Here I am with another round up of things that have caught my eye this week.

First up, this Toni dress pattern by Style Arc:



I seem to be rather addicted to Style Arc patterns at the moment.  The next two projects I have planned for the Minerva Blogger network are using Style Arc patterns, and I have a couple of others I want to make soon-ish.  I got an email about this one earlier this week and have to confess I ordered it within about 5 minutes of seeing it.  I'm wondering whether the khaki green leopard patterned rayon I got recently would work for it?  I might make it up first in a less precious fabric to check I really like it.





Also earlier this week I was looking for a tutorial for welt pockets, and found this one by Poppykettle.  I didn't end up using all of it for my pockets as some parts weren't really relevant, but it's really rather good.  I'll definitely be referring to it again.




This post from Maria Denmark about altering crotch curves is really interesting.  Sadly I didn't read it until after I'd made my trousers the other week, but I'm going to invest in a French curve so I can follow the tutorial and hopefully get my trousers fitting as they should.




I'm always on the lookout for casual clothes, particularly tops that can be worn with skinny jeans or leggings and I fancy trying the tutorial for this top/tunic.  It's less of a tutorial and more of a drawing marked up in Russian, but it looks simple enough to follow.




Last weekend I was lucky enough to be invited to a fabric/crafting trade show, to help my friend choose dressmaking fabrics for her shop.  (We chose some gorgeous things!).  Whilst browsing the stalls I came across this book, which has some lovely ideas in.  I think it would be a great way to expand on the free motion embroidery I love to do. 

Have you found any great crafty (or other) things you love this week?  If so, leave me a comment and share them. 

Monday, 16 February 2015

Minerva Blogger Network - Style Arc Claudia Trousers

After my sorry tale last week, I'm back today with something slightly more successful.

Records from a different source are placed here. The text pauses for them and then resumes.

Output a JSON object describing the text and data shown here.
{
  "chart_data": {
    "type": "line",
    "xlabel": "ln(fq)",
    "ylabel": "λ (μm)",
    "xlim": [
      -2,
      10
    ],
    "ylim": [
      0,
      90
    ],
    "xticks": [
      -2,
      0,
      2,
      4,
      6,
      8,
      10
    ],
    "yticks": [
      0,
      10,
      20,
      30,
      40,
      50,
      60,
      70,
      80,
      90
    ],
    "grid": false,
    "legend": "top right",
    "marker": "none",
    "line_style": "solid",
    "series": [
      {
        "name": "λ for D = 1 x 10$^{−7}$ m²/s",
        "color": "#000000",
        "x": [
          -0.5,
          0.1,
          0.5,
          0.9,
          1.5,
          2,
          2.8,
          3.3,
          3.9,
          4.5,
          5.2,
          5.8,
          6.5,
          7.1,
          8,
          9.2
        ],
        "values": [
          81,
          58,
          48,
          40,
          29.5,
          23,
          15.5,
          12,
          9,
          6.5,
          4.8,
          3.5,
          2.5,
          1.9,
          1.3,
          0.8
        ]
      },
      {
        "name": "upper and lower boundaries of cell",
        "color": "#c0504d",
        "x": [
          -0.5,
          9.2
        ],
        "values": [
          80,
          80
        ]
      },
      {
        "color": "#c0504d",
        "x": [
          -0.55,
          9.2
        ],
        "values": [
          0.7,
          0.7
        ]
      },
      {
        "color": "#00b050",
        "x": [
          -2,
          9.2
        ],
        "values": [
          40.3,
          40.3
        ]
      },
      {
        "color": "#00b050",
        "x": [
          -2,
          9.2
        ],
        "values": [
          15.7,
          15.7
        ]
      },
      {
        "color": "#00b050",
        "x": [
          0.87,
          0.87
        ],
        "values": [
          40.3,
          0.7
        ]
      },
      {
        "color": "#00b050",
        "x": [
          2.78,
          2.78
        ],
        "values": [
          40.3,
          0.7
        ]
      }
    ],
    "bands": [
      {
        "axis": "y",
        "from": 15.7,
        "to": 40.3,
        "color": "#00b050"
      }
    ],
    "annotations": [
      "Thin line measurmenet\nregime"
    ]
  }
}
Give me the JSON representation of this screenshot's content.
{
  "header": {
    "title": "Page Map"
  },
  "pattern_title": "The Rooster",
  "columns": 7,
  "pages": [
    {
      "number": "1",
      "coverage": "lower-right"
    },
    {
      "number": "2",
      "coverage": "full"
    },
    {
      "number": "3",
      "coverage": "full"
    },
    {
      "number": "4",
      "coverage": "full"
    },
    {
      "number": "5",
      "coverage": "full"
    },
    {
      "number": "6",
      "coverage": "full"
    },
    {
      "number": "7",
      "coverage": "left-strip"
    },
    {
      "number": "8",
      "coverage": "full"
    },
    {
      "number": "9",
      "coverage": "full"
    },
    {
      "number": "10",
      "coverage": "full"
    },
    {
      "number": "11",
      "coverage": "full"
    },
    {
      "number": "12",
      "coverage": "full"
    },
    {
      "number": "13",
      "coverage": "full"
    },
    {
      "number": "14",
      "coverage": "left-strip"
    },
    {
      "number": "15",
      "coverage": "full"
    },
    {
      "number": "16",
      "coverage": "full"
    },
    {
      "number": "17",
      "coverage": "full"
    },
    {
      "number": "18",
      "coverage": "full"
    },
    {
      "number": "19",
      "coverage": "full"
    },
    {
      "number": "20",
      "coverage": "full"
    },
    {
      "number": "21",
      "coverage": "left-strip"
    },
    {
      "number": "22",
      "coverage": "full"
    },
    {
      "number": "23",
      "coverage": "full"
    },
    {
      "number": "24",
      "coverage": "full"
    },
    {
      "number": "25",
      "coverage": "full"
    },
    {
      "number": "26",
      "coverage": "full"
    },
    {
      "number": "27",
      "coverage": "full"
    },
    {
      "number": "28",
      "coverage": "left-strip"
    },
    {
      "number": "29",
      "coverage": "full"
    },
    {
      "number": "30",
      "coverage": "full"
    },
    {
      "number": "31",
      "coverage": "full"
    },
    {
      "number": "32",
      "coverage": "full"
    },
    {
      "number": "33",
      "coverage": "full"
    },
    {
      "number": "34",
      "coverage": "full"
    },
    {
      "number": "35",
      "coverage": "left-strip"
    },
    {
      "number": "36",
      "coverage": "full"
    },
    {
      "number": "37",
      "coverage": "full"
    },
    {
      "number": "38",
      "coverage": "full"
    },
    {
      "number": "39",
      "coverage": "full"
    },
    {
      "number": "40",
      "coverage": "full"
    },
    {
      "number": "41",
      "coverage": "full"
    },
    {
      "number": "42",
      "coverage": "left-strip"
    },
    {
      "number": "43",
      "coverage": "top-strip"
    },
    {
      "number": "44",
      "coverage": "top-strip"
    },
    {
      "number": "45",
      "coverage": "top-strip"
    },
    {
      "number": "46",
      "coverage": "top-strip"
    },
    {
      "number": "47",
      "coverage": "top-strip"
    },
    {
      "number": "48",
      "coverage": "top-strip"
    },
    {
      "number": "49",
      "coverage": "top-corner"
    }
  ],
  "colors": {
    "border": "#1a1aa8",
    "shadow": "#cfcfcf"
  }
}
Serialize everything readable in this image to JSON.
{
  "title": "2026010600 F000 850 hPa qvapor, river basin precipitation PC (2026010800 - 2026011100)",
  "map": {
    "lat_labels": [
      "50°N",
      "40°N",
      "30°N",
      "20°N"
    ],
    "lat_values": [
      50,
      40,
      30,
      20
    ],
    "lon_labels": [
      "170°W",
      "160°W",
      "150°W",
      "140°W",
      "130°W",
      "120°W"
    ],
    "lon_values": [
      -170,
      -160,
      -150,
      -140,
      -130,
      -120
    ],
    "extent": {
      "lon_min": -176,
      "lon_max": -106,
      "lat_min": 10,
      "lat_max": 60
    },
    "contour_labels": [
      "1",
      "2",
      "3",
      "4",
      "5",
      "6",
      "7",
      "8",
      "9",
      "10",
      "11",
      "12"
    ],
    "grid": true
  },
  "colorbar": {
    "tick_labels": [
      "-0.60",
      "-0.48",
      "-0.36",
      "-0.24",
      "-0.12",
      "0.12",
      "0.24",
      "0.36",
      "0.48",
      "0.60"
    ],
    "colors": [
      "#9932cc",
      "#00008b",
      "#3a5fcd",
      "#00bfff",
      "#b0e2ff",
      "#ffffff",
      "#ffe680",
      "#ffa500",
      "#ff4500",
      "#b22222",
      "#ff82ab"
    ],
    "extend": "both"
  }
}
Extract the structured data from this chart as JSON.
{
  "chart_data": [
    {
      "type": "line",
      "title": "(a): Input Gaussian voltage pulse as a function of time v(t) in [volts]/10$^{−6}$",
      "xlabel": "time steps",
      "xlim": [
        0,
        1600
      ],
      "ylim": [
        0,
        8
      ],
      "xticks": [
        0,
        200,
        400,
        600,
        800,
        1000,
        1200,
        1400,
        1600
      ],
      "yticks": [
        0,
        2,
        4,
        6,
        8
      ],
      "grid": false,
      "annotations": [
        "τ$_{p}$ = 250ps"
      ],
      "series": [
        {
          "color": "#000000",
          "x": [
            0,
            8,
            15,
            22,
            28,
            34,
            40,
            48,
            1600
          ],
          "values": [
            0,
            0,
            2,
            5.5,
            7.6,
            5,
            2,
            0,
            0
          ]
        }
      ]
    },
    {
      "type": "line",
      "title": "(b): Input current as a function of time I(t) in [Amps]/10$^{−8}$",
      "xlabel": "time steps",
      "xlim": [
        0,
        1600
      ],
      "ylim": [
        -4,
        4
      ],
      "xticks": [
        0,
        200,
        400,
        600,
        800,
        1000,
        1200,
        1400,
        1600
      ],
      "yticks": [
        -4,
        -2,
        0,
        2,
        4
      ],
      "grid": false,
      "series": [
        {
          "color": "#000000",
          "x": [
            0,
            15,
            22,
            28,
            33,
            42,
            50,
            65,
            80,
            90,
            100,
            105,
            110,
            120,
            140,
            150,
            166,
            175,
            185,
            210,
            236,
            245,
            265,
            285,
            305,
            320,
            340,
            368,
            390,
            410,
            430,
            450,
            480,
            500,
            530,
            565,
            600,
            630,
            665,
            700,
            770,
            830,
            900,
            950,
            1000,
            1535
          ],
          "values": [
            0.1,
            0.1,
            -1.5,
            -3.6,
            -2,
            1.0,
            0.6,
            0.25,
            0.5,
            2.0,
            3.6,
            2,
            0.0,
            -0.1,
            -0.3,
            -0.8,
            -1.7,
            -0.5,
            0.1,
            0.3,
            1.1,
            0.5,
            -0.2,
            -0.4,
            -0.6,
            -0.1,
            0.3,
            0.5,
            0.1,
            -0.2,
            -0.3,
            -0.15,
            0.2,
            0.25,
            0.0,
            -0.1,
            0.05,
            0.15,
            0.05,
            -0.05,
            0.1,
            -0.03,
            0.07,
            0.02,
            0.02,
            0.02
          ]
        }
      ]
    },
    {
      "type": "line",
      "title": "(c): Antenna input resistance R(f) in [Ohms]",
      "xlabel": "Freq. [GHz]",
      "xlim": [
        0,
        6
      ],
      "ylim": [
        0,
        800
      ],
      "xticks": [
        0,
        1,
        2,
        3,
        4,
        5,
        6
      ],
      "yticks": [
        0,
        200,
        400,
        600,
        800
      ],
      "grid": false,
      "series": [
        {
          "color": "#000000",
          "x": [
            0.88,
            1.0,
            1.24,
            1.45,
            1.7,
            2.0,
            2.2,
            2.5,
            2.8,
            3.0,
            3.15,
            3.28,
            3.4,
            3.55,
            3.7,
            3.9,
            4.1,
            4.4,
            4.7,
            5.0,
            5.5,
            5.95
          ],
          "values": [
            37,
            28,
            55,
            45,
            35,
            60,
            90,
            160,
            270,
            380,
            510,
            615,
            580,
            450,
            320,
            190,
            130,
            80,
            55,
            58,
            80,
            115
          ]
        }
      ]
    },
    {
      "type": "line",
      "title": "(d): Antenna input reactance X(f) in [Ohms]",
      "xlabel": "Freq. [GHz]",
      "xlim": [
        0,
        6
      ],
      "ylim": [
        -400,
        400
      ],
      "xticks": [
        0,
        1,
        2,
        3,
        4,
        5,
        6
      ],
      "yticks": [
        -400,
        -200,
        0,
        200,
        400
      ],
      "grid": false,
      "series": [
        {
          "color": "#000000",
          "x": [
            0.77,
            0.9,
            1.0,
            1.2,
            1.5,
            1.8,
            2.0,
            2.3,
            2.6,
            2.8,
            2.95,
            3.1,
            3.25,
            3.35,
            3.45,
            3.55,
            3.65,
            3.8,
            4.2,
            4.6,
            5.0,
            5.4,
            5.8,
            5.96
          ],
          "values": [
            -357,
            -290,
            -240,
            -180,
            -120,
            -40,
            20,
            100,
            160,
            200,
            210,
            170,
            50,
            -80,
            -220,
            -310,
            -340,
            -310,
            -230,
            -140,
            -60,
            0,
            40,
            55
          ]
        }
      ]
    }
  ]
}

For my Minerva project this month I decided to tackle something I’m not quite so confident with and make a pair of trousers.  It’s not the making of the trousers I struggle with, but the fitting.  However I think I’ve done quite a good job with these.
 
 
 
 
 
The wrinkling you see on the side seams isn’t actually there in real life, but it’s hard to pose by yourself using a self timer!
 
I used a Style Arc pattern – the Claudia stretch woven pant.
 
 
 
I highly recommend Style Arc patterns if you like to keep up with fashion.  They release new patterns every month, and they’re pretty good at following current trends in ready to wear clothing.  The downsides are you order the pattern size you want, and that's all you get, so if you need to grade between sizes it can take a bit of work; and they are only sold from their base in Australia – although they do have a selection in a newly created Etsy shop.
 
For my fabric I picked this brown and orange check stretch suiting.  I was initially tempted to go with the same fabric in grey, but decided on the brown for a change.  Unfortunately I forgot to consider the fact that I don’t own much that goes with brown!
 
 
 
 
 
You can see from the pattern drawing above that the trousers have a seam down the front of the legs.  I decided to omit this, as I didn’t fancy another place where I needed to pattern match the fabric.  Omitting this was easy; I just laid the pattern pieces on the fabric with the seam allowances overlapping and cut the fronts as one piece rather than two.
 
 
 
 
 
When I make trousers I often end up with too much fabric in the rear thighs, below my bottom.  This time the fit seems better here.  There is some wrinkling, but it’s no worse than I’d get from a pair of ready to wear trousers, and the bonus is the waist fits me on these!  That’s something that never happens with RTW. 
 
There’s not a lot else to say about these trousers.  They fasten at the side with an invisible zip, and have a waist facing instead of a waistband.  Next time I might try drafting a curved waistband, as the facing does pop out a bit.
 
If you fancy some new trousers I can highly recommend both the fabric and the pattern.  If you like the fabric, but don’t fancy trousers, it would be equally nice for a dress or skirt, or even a jacket.